One of the struggles for the department has been a perception that all they do is respond to fires, which as Haight says, are relatively rare in Marshfield. He added that in addition to responding to calls, the department works to educate the public about fire safety issues, runs the ambulance service, is equipped to handle hazardous materials in emergency situations, and every person in the department is both an EMT and a firefighter.
“The Marshfield Fire Department has become a little bit of everything. So we take on roles that are not traditional to the fire service, but then again, who else is going to do it?” Haight said.
The role of technology
Over the course of his career, Haight said that technology has been a major force for change within the department. Air packs, which firefighters use for air when they enter a fire environment, now last much longer than they did in the past. Collecting data and finding empirical evidence to determine best practices and improve protocols has also become a central focus.
Thermal imaging cameras are another technological evolution and can scan for differences in the temperature of an environment to help detect where a person is located within a burning building. Haight added that equipment on both fire engines and ambulances has also improved.
“There’s all these things that are out there that are really for the benefit of the people that we’re out to help,” Haight said. He added that the ambulance service has gone from being minimally equipped with just first aid supplies to, “Now we’re actually bringing the emergency room out to the patient.”
The department’s defibrillators can now measure a person’s blood oxygen levels and provide an electrocardiogram.

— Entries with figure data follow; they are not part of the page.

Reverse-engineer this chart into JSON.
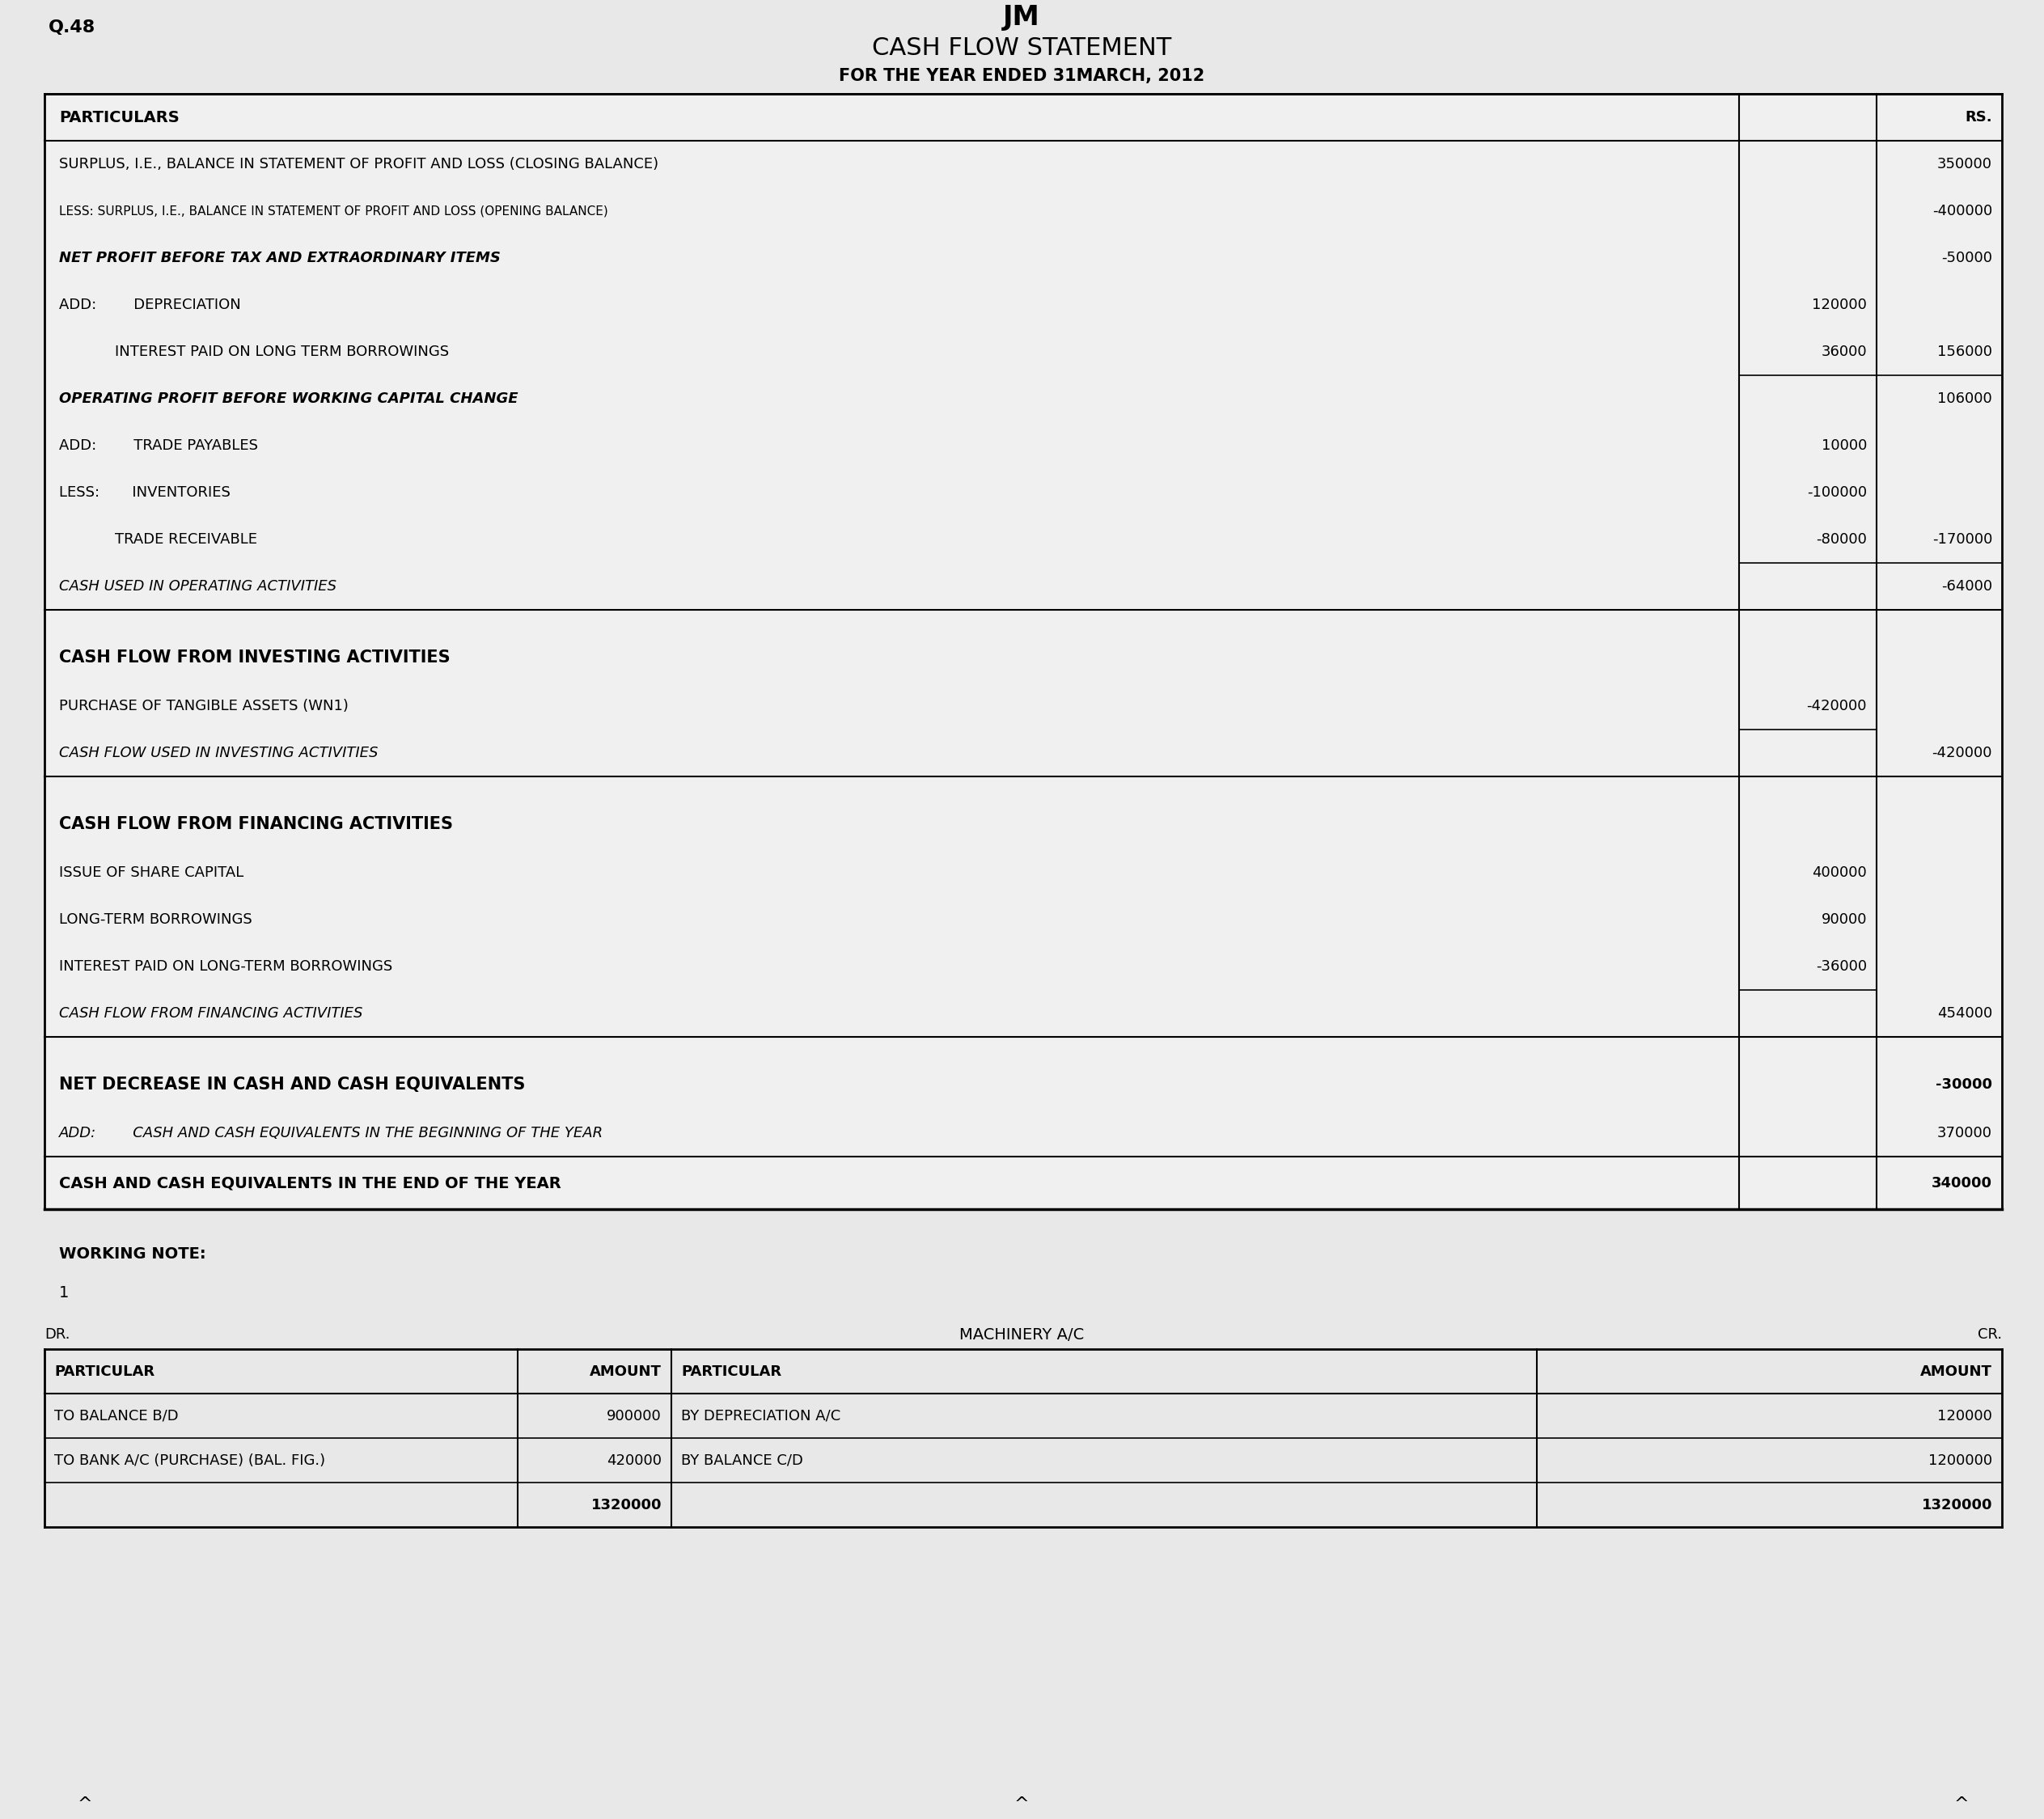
{
  "title": "CASH FLOW STATEMENT",
  "subtitle": "FOR THE YEAR ENDED 31MARCH, 2012",
  "question_no": "Q.48",
  "logo": "JM",
  "bg_color": "#e8e8e8",
  "rows": [
    {
      "text": "PARTICULARS",
      "col1": "",
      "col2": "RS.",
      "style": "header_bold"
    },
    {
      "text": "SURPLUS, I.E., BALANCE IN STATEMENT OF PROFIT AND LOSS (CLOSING BALANCE)",
      "col1": "",
      "col2": "350000",
      "style": "normal"
    },
    {
      "text": "LESS: SURPLUS, I.E., BALANCE IN STATEMENT OF PROFIT AND LOSS (OPENING BALANCE)",
      "col1": "",
      "col2": "-400000",
      "style": "small"
    },
    {
      "text": "NET PROFIT BEFORE TAX AND EXTRAORDINARY ITEMS",
      "col1": "",
      "col2": "-50000",
      "style": "italic_bold"
    },
    {
      "text": "ADD:        DEPRECIATION",
      "col1": "120000",
      "col2": "",
      "style": "normal",
      "indent": 1
    },
    {
      "text": "            INTEREST PAID ON LONG TERM BORROWINGS",
      "col1": "36000",
      "col2": "156000",
      "style": "normal",
      "indent": 2,
      "underline_cols": true
    },
    {
      "text": "OPERATING PROFIT BEFORE WORKING CAPITAL CHANGE",
      "col1": "",
      "col2": "106000",
      "style": "italic_bold"
    },
    {
      "text": "ADD:        TRADE PAYABLES",
      "col1": "10000",
      "col2": "",
      "style": "normal",
      "indent": 1
    },
    {
      "text": "LESS:       INVENTORIES",
      "col1": "-100000",
      "col2": "",
      "style": "normal",
      "indent": 1
    },
    {
      "text": "            TRADE RECEIVABLE",
      "col1": "-80000",
      "col2": "-170000",
      "style": "normal",
      "indent": 2,
      "underline_cols": true
    },
    {
      "text": "CASH USED IN OPERATING ACTIVITIES",
      "col1": "",
      "col2": "-64000",
      "style": "italic_underline"
    },
    {
      "text": "",
      "col1": "",
      "col2": "",
      "style": "spacer"
    },
    {
      "text": "CASH FLOW FROM INVESTING ACTIVITIES",
      "col1": "",
      "col2": "",
      "style": "section_bold"
    },
    {
      "text": "PURCHASE OF TANGIBLE ASSETS (WN1)",
      "col1": "-420000",
      "col2": "",
      "style": "normal",
      "underline_col1": true
    },
    {
      "text": "CASH FLOW USED IN INVESTING ACTIVITIES",
      "col1": "",
      "col2": "-420000",
      "style": "italic_underline"
    },
    {
      "text": "",
      "col1": "",
      "col2": "",
      "style": "spacer"
    },
    {
      "text": "CASH FLOW FROM FINANCING ACTIVITIES",
      "col1": "",
      "col2": "",
      "style": "section_bold"
    },
    {
      "text": "ISSUE OF SHARE CAPITAL",
      "col1": "400000",
      "col2": "",
      "style": "normal"
    },
    {
      "text": "LONG-TERM BORROWINGS",
      "col1": "90000",
      "col2": "",
      "style": "normal"
    },
    {
      "text": "INTEREST PAID ON LONG-TERM BORROWINGS",
      "col1": "-36000",
      "col2": "",
      "style": "normal",
      "underline_col1": true
    },
    {
      "text": "CASH FLOW FROM FINANCING ACTIVITIES",
      "col1": "",
      "col2": "454000",
      "style": "italic_underline"
    },
    {
      "text": "",
      "col1": "",
      "col2": "",
      "style": "spacer"
    },
    {
      "text": "NET DECREASE IN CASH AND CASH EQUIVALENTS",
      "col1": "",
      "col2": "-30000",
      "style": "bold_large"
    },
    {
      "text": "ADD:        CASH AND CASH EQUIVALENTS IN THE BEGINNING OF THE YEAR",
      "col1": "",
      "col2": "370000",
      "style": "italic_normal",
      "indent": 1
    },
    {
      "text": "CASH AND CASH EQUIVALENTS IN THE END OF THE YEAR",
      "col1": "",
      "col2": "340000",
      "style": "final_bold"
    }
  ],
  "working_note_title": "WORKING NOTE:",
  "wn_number": "1",
  "wn_dr": "DR.",
  "wn_account": "MACHINERY A/C",
  "wn_cr": "CR.",
  "wn_headers": [
    "PARTICULAR",
    "AMOUNT",
    "PARTICULAR",
    "AMOUNT"
  ],
  "wn_rows": [
    [
      "TO BALANCE B/D",
      "900000",
      "BY DEPRECIATION A/C",
      "120000"
    ],
    [
      "TO BANK A/C (PURCHASE) (BAL. FIG.)",
      "420000",
      "BY BALANCE C/D",
      "1200000"
    ],
    [
      "",
      "1320000",
      "",
      "1320000"
    ]
  ]
}
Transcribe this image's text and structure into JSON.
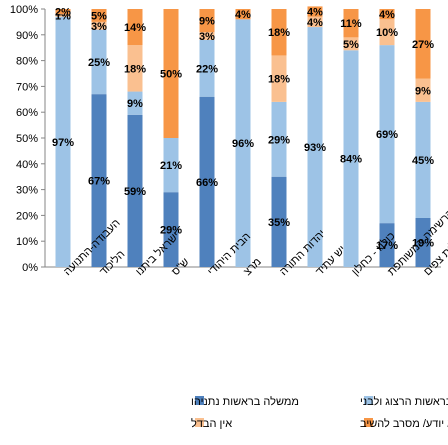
{
  "chart_data": {
    "type": "bar",
    "stacked": true,
    "percent": true,
    "ylim": [
      0,
      100
    ],
    "yticks": [
      "0%",
      "10%",
      "20%",
      "30%",
      "40%",
      "50%",
      "60%",
      "70%",
      "80%",
      "90%",
      "100%"
    ],
    "categories": [
      "העבודה-התנועה",
      "הליכוד",
      "ישראל ביתנו",
      "ש\"ס",
      "הבית היהודי",
      "מרצ",
      "יהדות התורה",
      "יש עתיד",
      "כולנו - כחלון",
      "הרשימה המשותפת",
      "קולות צפים"
    ],
    "series": [
      {
        "name": "ממשלה בראשות נתניהו",
        "color": "#4f81bd",
        "values": [
          0,
          67,
          59,
          29,
          66,
          0,
          35,
          0,
          0,
          17,
          19
        ],
        "labels": [
          "",
          "67%",
          "59%",
          "29%",
          "66%",
          "",
          "35%",
          "",
          "",
          "17%",
          "19%"
        ]
      },
      {
        "name": "ממשלה בראשות הרצוג ולבני",
        "color": "#9dc3e6",
        "values": [
          97,
          25,
          9,
          21,
          22,
          96,
          29,
          93,
          84,
          69,
          45
        ],
        "labels": [
          "97%",
          "25%",
          "9%",
          "21%",
          "22%",
          "96%",
          "29%",
          "93%",
          "84%",
          "69%",
          "45%"
        ]
      },
      {
        "name": "אין הבדל",
        "color": "#fac090",
        "values": [
          1,
          3,
          18,
          0,
          3,
          0,
          18,
          4,
          5,
          10,
          9
        ],
        "labels": [
          "1%",
          "3%",
          "18%",
          "",
          "3%",
          "",
          "18%",
          "4%",
          "5%",
          "10%",
          "9%"
        ]
      },
      {
        "name": "לא יודע/ מסרב להשיב",
        "color": "#f79646",
        "values": [
          2,
          5,
          14,
          50,
          9,
          4,
          18,
          4,
          11,
          4,
          27
        ],
        "labels": [
          "2%",
          "5%",
          "14%",
          "50%",
          "9%",
          "4%",
          "18%",
          "4%",
          "11%",
          "4%",
          "27%"
        ]
      }
    ],
    "legend_position": "bottom",
    "grid": false
  }
}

“We can even tell (with a defibrillator) how much CO2 is in their breath going out because that percentage of CO2 tells us how well the body is taking in oxygen and giving off,” Haight said.
The department recently acquired two Lucas 2 Chest Compression Systems, which provide automated chest compressions during CPR negating human deficiencies such as fatigue or inconsistent rhythm.
Passion and challenges
Haight is 60 years old and has committed to being the chief for at least another four years but may do it longer.
“The joy about it is I love doing what I’m doing,” Haight said. “I really love what I’m doing. I could retire if I wanted to, … but it’s like I’m not doing it to get my retirement to where I would like it to be. I’m doing it because I just like doing what I’m doing. And so until that stops, I will continue doing it.”
He added, “I love working with the public. I love teaching and talking about this department. I think we offer an awful lot.”
He said one of the biggest challenges he faces is the time commitment of his position.
“My wife will tell you that I live here (at the department). Not enough hours in the day,” Haight said.